Favorite crops: heirloom tomatoes, basil, teenage lettuce, carrots
Special skills: weed control, cover crops and organic certification
Steve Ramos, Steve’s Organic Produce, Bristol
Steve is one of RI’s first organic farmers. He earns his living on a small farm under 2 acres.
Favorite crops: specialty vegetables, herbs and small fruits
Special skills: intensive growing, season extension, restaurant marketing
Derek Christianson, Brix Bounty Farm Dartmouth, MA
Derek is a farmer and educator on soil nutrients. He has experience with small and large-scale farming.
Favorite crops: all vegetables
Special skills: nutrient-dense food production
NOFA/RI welcomes additional Organic Farm and Livestock Advisors. Compensation and mileage reimbursement is available through a generous USDA Specialty Crop Block Program grant for farm viability via the RI Department of Environmental Management’s Division of Agriculture and a USDA Beginning Farmer and Rancher Development Program grant sponsored by the Southside Community Land Trust. These grants seek to enhance farmers’ ability to grow and market their crops or livestock.
Farmers seeking FREE organic farming or livestock technical assistance may view and print the Organic Farm Advisee application here or the Organic Livestock Advisee application here. Send the completed application or questions to NOFA/RI at firstname.lastname@example.org or call (401) 523-2653.
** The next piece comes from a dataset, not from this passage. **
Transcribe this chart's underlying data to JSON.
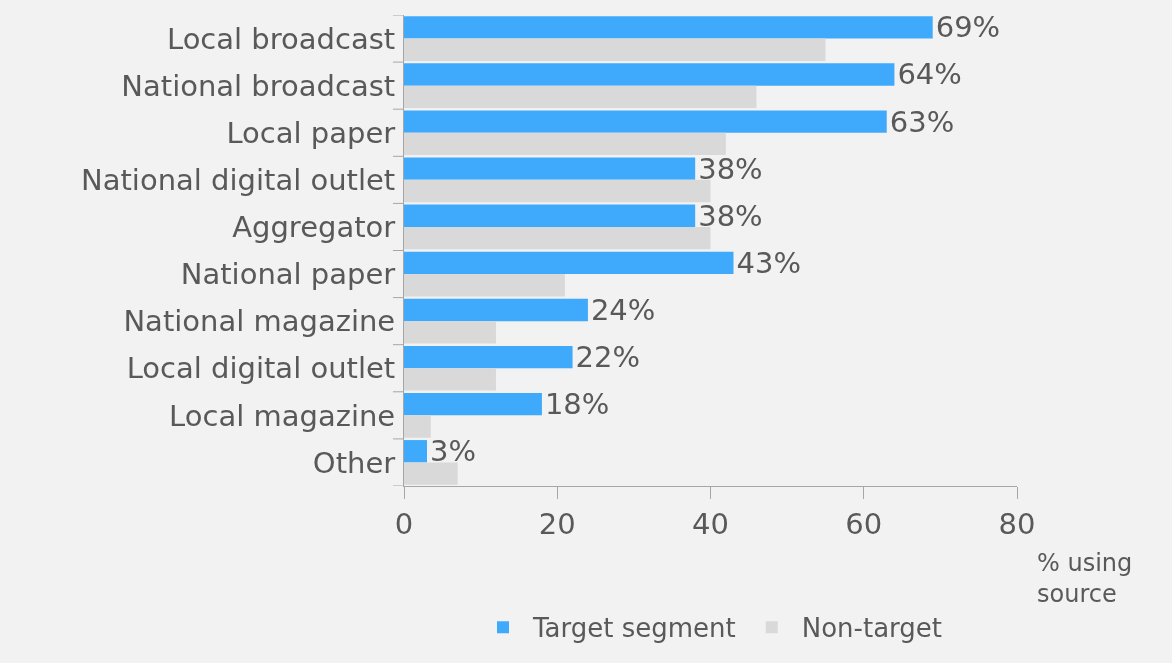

Specialty Crops Training, as defined by this USDA-supported program, includes fruits, dried fruit, tree nuts, vegetables, nursery crops, Christmas trees, floriculture, cut flowers, honey, hops and turf grass production. Program participants learn how to enhance their market competitiveness with their specialty crops through: research, promotion, marketing, nutrition, trade enhancement, food safety, food security, plant health programs, education, “Buy Local” programs, increased consumption, increased innovation, improved efficiency and/or reduced costs of distribution systems, environmental conservation, product development and/or developing cooperatives.